The Harvard Business Review publishes free weekly podcasts. Podcast number nineteen featured an interview with Leon Gorman, Chairman of L.L. Bean. Mr. Gorman spoke about L.L. Bean's multichannel growth strategy, which includes retail expansion on the East Coast.

Mr. Gorman states that sales via the online channel have exceeded sales in the catalog channel, and that he believes customers need catalogs, websites and retail stores in order to have a comprehensive multichannel shopping experience.

Time for you to play Virtual CEO. If you were CEO of L.L. Bean, and had access to an additional twenty million dollars, how would you invest that money?

Would you mail more catalogs? Would you invest in online marketing? How about traditional advertising channels like television, radio, newspapers, or magazines? Would you build new stores?
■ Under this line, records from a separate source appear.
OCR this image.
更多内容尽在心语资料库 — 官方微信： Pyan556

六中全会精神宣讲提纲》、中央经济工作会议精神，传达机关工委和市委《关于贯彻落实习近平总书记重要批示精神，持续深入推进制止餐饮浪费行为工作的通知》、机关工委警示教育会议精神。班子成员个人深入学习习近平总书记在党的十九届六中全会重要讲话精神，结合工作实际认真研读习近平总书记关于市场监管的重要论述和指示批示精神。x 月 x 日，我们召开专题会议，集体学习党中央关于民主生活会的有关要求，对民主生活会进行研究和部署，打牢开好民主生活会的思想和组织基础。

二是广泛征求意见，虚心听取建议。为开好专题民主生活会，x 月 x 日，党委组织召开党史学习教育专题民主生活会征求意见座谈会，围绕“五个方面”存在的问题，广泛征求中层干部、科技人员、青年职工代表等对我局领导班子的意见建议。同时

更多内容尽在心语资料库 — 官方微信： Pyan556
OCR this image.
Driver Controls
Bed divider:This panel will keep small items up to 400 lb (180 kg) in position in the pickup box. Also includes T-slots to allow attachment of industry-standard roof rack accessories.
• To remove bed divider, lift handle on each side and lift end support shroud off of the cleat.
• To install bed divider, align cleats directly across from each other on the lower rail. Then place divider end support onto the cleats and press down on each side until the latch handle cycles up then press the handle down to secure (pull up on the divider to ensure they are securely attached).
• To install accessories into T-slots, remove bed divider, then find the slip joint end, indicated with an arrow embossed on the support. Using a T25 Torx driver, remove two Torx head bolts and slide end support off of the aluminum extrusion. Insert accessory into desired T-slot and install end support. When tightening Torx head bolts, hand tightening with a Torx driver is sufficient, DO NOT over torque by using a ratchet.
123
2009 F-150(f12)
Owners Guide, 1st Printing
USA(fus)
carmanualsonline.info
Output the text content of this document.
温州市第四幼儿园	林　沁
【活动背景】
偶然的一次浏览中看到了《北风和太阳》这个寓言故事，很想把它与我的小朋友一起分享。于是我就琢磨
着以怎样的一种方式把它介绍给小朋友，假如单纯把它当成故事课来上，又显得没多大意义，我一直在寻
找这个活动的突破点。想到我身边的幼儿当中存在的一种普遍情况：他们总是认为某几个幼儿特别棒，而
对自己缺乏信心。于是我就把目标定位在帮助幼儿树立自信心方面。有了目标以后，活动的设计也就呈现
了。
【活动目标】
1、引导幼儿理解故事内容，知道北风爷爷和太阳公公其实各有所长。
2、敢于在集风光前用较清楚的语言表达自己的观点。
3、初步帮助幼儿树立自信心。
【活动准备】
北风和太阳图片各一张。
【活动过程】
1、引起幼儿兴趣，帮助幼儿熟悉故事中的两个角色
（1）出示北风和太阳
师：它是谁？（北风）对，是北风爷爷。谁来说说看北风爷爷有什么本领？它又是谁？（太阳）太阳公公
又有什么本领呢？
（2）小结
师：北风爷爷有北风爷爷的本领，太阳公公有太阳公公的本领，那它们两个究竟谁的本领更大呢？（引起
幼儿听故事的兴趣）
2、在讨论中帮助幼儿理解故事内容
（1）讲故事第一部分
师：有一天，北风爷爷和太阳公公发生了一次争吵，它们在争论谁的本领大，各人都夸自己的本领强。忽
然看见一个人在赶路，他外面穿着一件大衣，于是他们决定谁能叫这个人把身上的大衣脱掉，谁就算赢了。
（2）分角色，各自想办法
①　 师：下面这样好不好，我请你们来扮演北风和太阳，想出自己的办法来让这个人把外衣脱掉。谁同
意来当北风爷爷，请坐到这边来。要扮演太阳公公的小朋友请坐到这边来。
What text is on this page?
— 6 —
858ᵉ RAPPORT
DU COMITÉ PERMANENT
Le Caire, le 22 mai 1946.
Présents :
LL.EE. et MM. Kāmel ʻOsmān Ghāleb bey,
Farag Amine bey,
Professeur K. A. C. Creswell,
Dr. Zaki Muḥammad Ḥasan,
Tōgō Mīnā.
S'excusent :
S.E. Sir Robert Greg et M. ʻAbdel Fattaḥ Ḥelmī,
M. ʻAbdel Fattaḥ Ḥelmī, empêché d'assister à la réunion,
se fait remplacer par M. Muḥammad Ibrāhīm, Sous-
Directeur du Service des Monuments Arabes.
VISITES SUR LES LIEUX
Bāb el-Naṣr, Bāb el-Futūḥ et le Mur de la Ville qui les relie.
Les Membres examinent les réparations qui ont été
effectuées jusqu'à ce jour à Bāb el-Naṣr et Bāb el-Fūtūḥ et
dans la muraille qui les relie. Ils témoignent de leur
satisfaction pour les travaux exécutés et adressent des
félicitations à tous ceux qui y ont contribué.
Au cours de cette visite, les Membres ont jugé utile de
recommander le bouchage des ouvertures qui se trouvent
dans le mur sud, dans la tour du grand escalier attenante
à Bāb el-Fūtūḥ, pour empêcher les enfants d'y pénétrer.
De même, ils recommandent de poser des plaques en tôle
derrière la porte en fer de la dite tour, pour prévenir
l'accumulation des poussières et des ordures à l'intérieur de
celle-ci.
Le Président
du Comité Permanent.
If you chose to build new stores, would you build them in the Northeast, where L.L. Bean has brand recognition, or would you push the L.L. Bean retail chain to new markets like Chicago, or even Denver?

Realistically, L.L. Bean has maximized its direct-to-consumer audience. If Bean wants to grow, it almost has no choice but to invest in the retail channel. It should be fun to watch the evolution of this business. It's a shame they aren't publicly traded --- if they were, we'd have access to more financial information!